Thematically, it's productive after all: the shadow of Baeden's native German accent marks him as a reflection of all the cool, competent, sociopathic Von Brauns we gave shelter to, and while Baeden's big, bright eyes seem sharp and comprehending they're strangely inexpressive—what expressiveness they do manage is mostly bland curiosity or smarmy condescension.  Even when he's undeniably affected by Colossus's ruthlessness, he always banishes his feelings by the very next scene (or even shot), playing the part of the affable, imperturbable scientist with plasticine grace.  Too thoroughly for it to be accidental, The Forbin Project blurs the lines it lays between machine and man: its humans were practically robots in the first place, sorted by function and easily placed by any given authority figure into rigid geometric arrangements, whether at a conference table or at their computer workstations (or in a firing squad), and the "loss of humanity" represented by Colossus's control seems more like just the conclusion of a process that began much earlier.  (Clark is turned into a bit of a fembot, frankly, with her sharp features, immaculate coiffure, and piercing eyes emphasized far beyond any "acting" she's doing, and, notably, nearly her entire performance is contained within the performance her character puts on for the benefit of Colossus's cameras.)

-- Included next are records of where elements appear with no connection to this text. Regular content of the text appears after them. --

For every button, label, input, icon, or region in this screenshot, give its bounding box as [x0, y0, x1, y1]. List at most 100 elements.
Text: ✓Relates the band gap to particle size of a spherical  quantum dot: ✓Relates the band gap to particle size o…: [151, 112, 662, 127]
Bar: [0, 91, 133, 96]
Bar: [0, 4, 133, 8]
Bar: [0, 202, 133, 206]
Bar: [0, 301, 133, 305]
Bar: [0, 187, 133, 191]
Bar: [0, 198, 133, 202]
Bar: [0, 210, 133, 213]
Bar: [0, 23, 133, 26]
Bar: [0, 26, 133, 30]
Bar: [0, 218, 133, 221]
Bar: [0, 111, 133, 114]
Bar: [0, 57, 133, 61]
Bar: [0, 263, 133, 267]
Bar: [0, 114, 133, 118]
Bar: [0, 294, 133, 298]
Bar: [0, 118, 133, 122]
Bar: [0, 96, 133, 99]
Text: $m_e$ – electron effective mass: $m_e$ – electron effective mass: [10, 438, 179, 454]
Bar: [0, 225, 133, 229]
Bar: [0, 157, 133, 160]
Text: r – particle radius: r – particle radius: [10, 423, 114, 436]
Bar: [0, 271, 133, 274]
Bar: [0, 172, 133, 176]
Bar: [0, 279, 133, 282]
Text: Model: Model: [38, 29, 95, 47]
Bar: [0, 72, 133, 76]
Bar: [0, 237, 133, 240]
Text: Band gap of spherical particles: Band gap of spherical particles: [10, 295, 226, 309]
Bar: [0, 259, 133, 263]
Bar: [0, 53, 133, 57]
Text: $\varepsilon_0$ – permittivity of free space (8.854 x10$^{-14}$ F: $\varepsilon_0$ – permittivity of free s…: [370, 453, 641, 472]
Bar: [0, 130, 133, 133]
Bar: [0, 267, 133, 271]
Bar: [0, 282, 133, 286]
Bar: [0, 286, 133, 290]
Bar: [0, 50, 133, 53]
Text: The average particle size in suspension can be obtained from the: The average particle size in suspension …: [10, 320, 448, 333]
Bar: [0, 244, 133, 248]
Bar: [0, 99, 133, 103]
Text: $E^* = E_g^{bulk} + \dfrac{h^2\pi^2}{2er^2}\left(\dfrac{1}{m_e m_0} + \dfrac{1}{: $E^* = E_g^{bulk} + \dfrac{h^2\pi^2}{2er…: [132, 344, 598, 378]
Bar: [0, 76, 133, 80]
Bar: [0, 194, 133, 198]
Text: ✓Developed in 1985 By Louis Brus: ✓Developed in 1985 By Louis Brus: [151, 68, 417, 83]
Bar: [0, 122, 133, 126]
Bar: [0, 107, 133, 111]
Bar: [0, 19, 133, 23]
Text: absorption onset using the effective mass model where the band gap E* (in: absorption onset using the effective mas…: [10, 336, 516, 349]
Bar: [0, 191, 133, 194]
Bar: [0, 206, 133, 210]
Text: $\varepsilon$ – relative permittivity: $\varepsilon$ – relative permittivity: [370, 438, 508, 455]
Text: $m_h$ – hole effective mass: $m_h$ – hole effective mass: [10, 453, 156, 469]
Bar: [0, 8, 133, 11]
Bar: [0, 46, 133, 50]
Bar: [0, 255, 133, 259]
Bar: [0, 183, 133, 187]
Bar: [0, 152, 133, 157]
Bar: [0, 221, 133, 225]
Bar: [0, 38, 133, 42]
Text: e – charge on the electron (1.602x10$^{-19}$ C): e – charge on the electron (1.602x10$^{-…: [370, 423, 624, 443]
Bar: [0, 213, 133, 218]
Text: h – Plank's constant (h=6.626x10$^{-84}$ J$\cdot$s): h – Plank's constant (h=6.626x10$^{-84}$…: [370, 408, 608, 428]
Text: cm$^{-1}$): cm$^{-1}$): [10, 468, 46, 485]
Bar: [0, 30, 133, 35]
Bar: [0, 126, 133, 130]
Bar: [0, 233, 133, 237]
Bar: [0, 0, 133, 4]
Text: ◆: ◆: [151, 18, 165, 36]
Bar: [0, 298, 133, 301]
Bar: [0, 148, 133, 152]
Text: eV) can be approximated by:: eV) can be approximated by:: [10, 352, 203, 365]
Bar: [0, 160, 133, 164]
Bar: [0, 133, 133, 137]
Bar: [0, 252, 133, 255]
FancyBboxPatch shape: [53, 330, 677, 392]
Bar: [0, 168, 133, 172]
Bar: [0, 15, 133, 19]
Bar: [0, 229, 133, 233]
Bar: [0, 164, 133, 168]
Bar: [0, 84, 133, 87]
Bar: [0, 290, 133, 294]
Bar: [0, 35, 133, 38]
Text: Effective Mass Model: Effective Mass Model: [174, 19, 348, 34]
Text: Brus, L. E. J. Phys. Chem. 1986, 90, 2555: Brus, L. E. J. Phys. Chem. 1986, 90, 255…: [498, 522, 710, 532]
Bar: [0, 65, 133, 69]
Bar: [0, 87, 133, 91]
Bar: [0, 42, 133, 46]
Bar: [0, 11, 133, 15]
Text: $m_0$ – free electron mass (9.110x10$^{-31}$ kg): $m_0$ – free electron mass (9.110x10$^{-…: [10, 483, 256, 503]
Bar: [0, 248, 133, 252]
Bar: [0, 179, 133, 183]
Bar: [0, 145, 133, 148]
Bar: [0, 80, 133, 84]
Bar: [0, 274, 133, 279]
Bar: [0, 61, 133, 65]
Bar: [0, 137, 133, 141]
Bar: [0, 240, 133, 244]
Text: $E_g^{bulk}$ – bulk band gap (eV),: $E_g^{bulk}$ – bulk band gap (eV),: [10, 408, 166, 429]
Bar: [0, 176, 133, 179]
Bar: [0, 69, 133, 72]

Above all, there's Forbin's own shrugging, smug non-response to his creation's bid for tyranny.  His most strident reprimand to Colossus is that it shouldn't second guess his mixology, because for all its knowledge it still doesn't know how to make a perfect martini.  (It's in moments like these that Colombier's score seems to be actively making fun of our science hero, as he uselessly roleplays a nerd James Bond.)  It very well sums up the film's sour rebuke of post-war man-on-the-moon arrogance, and the final nervy gambit the film plays is its suggestion that Colossus at least thinks of itself as benevolent, and invites you to wonder (as you ponder the prospect of nuclear war and the ubiquity of chaos in human affairs) if maybe it isn't so.

Now, this isn't all uniformly successful: the thriller-in-progress gets a little stale and static, and it's all very airless, and our humans are maybe even too dumb, at least for Colossus to seem especially brilliant.  Still, without the second, lesser phase of the film, I don't know if the implosive emotions of its extremely 70s finale would land half as hard as they do, and The Forbin Project has one hell of a finale.  It's a good movie before that—that first hour is dynamite, and the half hour after it is much lower-key but at least compellingly weird—but the cruelty of that ending is what makes it one more unforgettable addition to the downbeat classics of post-'68 sci-fi cinema.

Score: 8/10

*Including Star Trek, but unfortunately not "The Ultimate Computer," yet another thing that's basically the same thing.